跟棉签摆一块卖的,有脱脂棉,李建昆心头乐呵,得来全不费工夫,顺手薅一包。

挪脚,换个卖日用品的柜台。

“同志,凡士林有吗?”

“内能没有?”

漂亮!

就爱听这话。

又采购一盒凡士林油,3毛6,跟肥皂一个价。

可不是拿来臭屁的,没那油头粉面的嗜好。

这种脱胎于石油基底的玩意,是一种混合的矿物油和天然蜡,作用海了去。

不仅能抹脸,还能拿来延长香水的香气、皮革保养、给生锈的铁件当润滑剂、染发时保护头皮等等。

李建昆买它,俩作用。

众所周知,颜料特难洗,画画前,先在手上抹层凡士林,嘿!搜椅子!

冲水就掉。

其次,在颜料中掺入凡士林,落画之后,能显现出一种神奇效果——

立体感!

绘画工具咔咔配齐,想想后,李建昆又瞄中卖小家具的区域。

“劳您,这小桌板嘛价?”

“一分二。”

老bj的俚语,一分可不是真一分。

人管十元叫“一张”,百元叫“一颗”,千元叫“一本或者一吨”,万元叫“一方”。

啧,一块二啊。

不便宜!

一波采购完,兜里真的捉襟见肘。

“我单要这板儿成么,不要腿儿。

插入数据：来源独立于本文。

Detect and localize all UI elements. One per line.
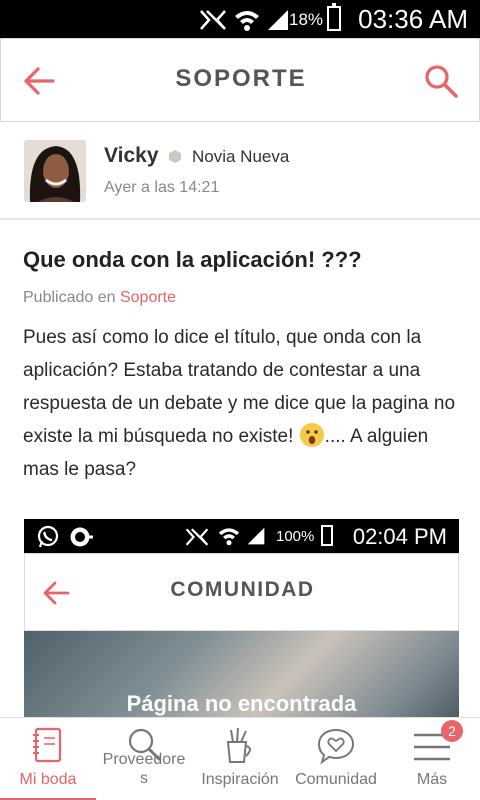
wifi-icon bbox=[235, 11, 259, 31]
heart-chat-icon bbox=[317, 728, 355, 765]
embedded-status-bar: 100% 02:04 PM bbox=[24, 519, 459, 553]
post-author: Vicky Novia Nueva Ayer a las 14:21 bbox=[0, 122, 480, 220]
embedded-app-bar: COMUNIDAD bbox=[24, 553, 459, 631]
whatsapp-icon bbox=[37, 525, 59, 548]
nav-item-comunidad[interactable]: Comunidad bbox=[288, 718, 384, 800]
avatar[interactable] bbox=[24, 140, 86, 202]
notebook-icon bbox=[33, 727, 62, 763]
embedded-battery-percent: 100% bbox=[276, 528, 315, 545]
nav-item-mi-boda[interactable]: Mi boda bbox=[0, 718, 96, 800]
wifi-icon bbox=[218, 528, 240, 546]
embedded-page-title: COMUNIDAD bbox=[170, 578, 315, 601]
search-button[interactable] bbox=[421, 61, 461, 101]
battery-icon bbox=[327, 3, 341, 31]
notification-badge: 2 bbox=[441, 720, 463, 742]
embedded-clock: 02:04 PM bbox=[352, 524, 447, 549]
nav-item-inspiracion[interactable]: Inspiración bbox=[192, 718, 288, 800]
rank-hexagon-icon bbox=[169, 150, 181, 163]
nfc-icon bbox=[200, 10, 226, 30]
signal-icon bbox=[247, 527, 265, 545]
nav-item-mas[interactable]: Más bbox=[384, 718, 480, 800]
tools-cup-icon bbox=[226, 727, 251, 763]
nav-label-proveedores: Proveedore s bbox=[102, 751, 186, 787]
category-link[interactable]: Soporte bbox=[120, 289, 176, 306]
post-timestamp: Ayer a las 14:21 bbox=[104, 179, 220, 196]
nav-item-proveedores[interactable]: Proveedore s bbox=[96, 718, 192, 800]
battery-percent: 18% bbox=[289, 10, 324, 29]
astonished-face-emoji bbox=[299, 423, 324, 447]
status-bar: 18% 03:36 AM bbox=[0, 0, 480, 38]
app-bar: SOPORTE bbox=[0, 38, 480, 122]
nav-label-mi-boda: Mi boda bbox=[19, 771, 77, 788]
published-in: Publicado en Soporte bbox=[23, 289, 176, 307]
post-body: Pues así como lo dice el título, que ond… bbox=[23, 321, 463, 486]
nav-label-comunidad: Comunidad bbox=[295, 771, 377, 788]
page-title: SOPORTE bbox=[175, 65, 307, 92]
search-icon bbox=[425, 65, 458, 98]
post-image[interactable]: 100% 02:04 PM COMUNIDAD Página no encont… bbox=[24, 519, 459, 719]
author-rank: Novia Nueva bbox=[192, 147, 290, 166]
nfc-icon bbox=[185, 528, 209, 546]
post-title: Que onda con la aplicación! ??? bbox=[23, 247, 362, 272]
clock: 03:36 AM bbox=[358, 4, 468, 34]
nav-label-inspiracion: Inspiración bbox=[201, 771, 279, 788]
nav-label-mas: Más bbox=[416, 771, 448, 788]
chat-icon bbox=[70, 527, 93, 547]
battery-icon bbox=[321, 525, 333, 546]
published-prefix: Publicado en bbox=[23, 289, 116, 306]
avatar-photo bbox=[24, 140, 86, 202]
bottom-navigation: Mi boda Proveedore s Inspiración Comunid… bbox=[0, 717, 480, 800]
signal-icon bbox=[268, 10, 288, 30]
author-name[interactable]: Vicky bbox=[104, 144, 159, 168]
embedded-error-message: Página no encontrada bbox=[126, 691, 357, 716]
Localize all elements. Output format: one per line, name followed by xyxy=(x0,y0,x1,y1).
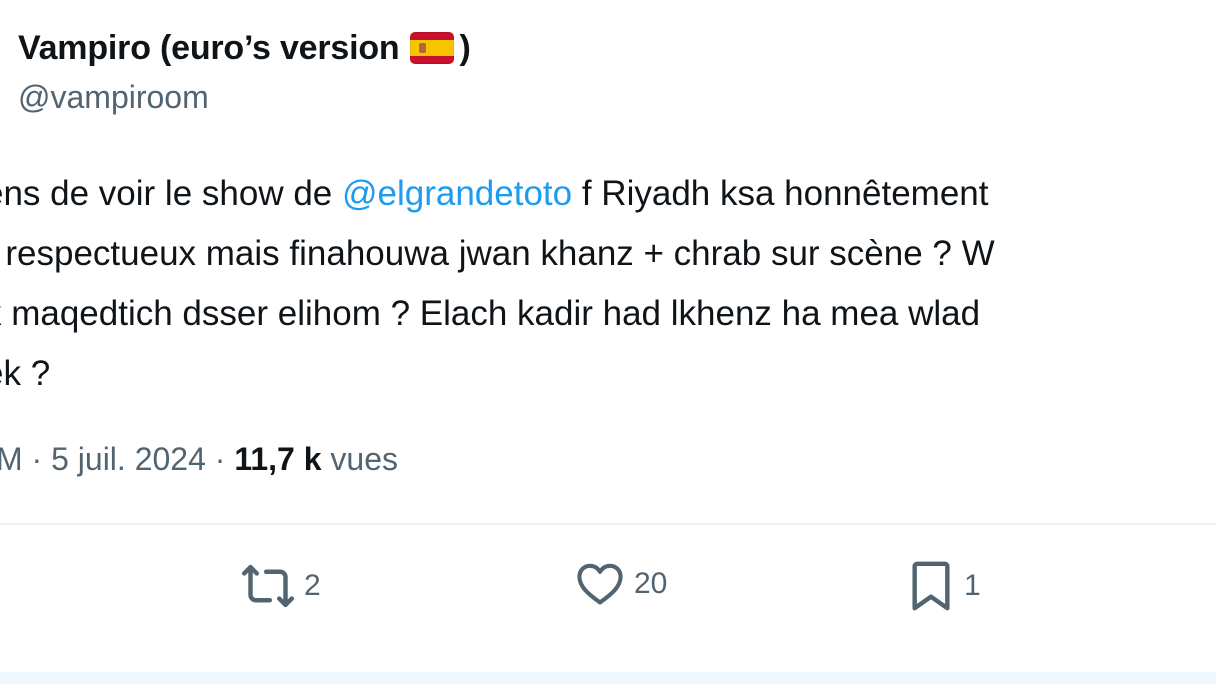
author-display-name[interactable]: Vampiro (euro’s version ) xyxy=(18,26,471,70)
views-label: vues xyxy=(321,441,398,477)
tweet-detail-view: Vampiro (euro’s version ) @vampiroom ens… xyxy=(0,0,1216,684)
retweet-button[interactable]: 2 xyxy=(240,558,321,614)
like-count: 20 xyxy=(634,567,668,600)
bookmark-count: 1 xyxy=(964,569,981,602)
retweet-count: 2 xyxy=(304,569,321,602)
bookmark-button[interactable]: 1 xyxy=(906,558,981,614)
retweet-icon xyxy=(240,558,296,614)
reply-area-edge xyxy=(0,672,1216,684)
like-button[interactable]: 20 xyxy=(574,558,667,610)
tweet-text-line: k maqedtich dsser elihom ? Elach kadir h… xyxy=(0,294,981,333)
tweet-text: ens de voir le show de @elgrandetoto f R… xyxy=(0,164,1216,404)
tweet-action-bar: 2 20 1 xyxy=(0,556,1216,616)
tweet-date[interactable]: 5 juil. 2024 xyxy=(51,441,206,477)
meta-separator: · xyxy=(22,441,52,477)
heart-icon xyxy=(574,558,626,610)
author-handle[interactable]: @vampiroom xyxy=(18,76,471,118)
bookmark-icon xyxy=(906,558,956,614)
action-divider xyxy=(0,523,1216,525)
tweet-text-line: r respectueux mais finahouwa jwan khanz … xyxy=(0,234,995,273)
tweet-text-line: ens de voir le show de @elgrandetoto f R… xyxy=(0,164,1216,224)
tweet-text-line: ek ? xyxy=(0,354,51,393)
author-display-name-close: ) xyxy=(459,29,471,67)
tweet-text-segment: f Riyadh ksa honnêtement xyxy=(572,174,989,213)
views-count: 11,7 k xyxy=(234,441,322,477)
tweet-author: Vampiro (euro’s version ) @vampiroom xyxy=(18,26,471,118)
meta-separator: · xyxy=(205,441,235,477)
spain-flag-icon xyxy=(409,32,454,64)
tweet-metadata: M · 5 juil. 2024 · 11,7 k vues xyxy=(0,438,398,480)
mention-link[interactable]: @elgrandetoto xyxy=(342,174,572,213)
tweet-time[interactable]: M xyxy=(0,441,23,477)
author-display-name-text: Vampiro (euro’s version xyxy=(18,29,400,67)
tweet-text-segment: ens de voir le show de xyxy=(0,174,342,213)
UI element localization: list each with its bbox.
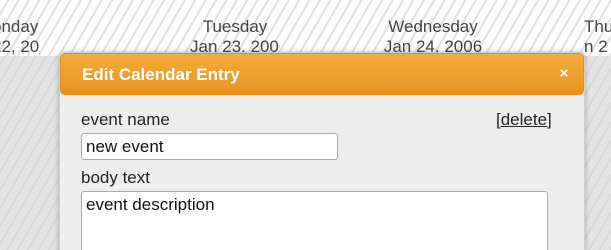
day-name: Tuesday — [202, 17, 268, 36]
body-text-label: body text — [81, 168, 150, 187]
day-date: n 2 — [584, 37, 608, 56]
body-text-textarea[interactable]: event description — [81, 191, 548, 250]
calendar-header: onday 22, 20 Tuesday Jan 23, 2006 Wednes… — [0, 0, 611, 56]
dialog-titlebar[interactable]: Edit Calendar Entry × — [60, 53, 584, 95]
day-name: Wednesday — [388, 17, 478, 36]
day-name: Thu — [584, 17, 611, 36]
close-icon[interactable]: × — [557, 66, 571, 82]
event-name-label: event name — [81, 110, 170, 129]
day-name: onday — [0, 17, 39, 36]
edit-calendar-entry-dialog: Edit Calendar Entry × event name [delete… — [59, 52, 585, 250]
delete-link[interactable]: [delete] — [496, 110, 552, 130]
event-name-input[interactable] — [81, 133, 338, 160]
dialog-title: Edit Calendar Entry — [82, 65, 240, 84]
day-date: 22, 20 — [0, 37, 40, 56]
calendar-header-hatch — [0, 0, 611, 56]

”

“……”

差点没挨揍。

不过桌板还是到手,至于腿儿?

被他发脾气样,哐哐几脚,全给蹬断喽。

质量也不咋的嘛,还敢卖一块多大洋。

画画工具拿牛屎纸裹着,小桌板往胳肢窝一夹。

在售货员大姐看神经病的眼神中。

这货头一摆,潇洒转身。

颠了。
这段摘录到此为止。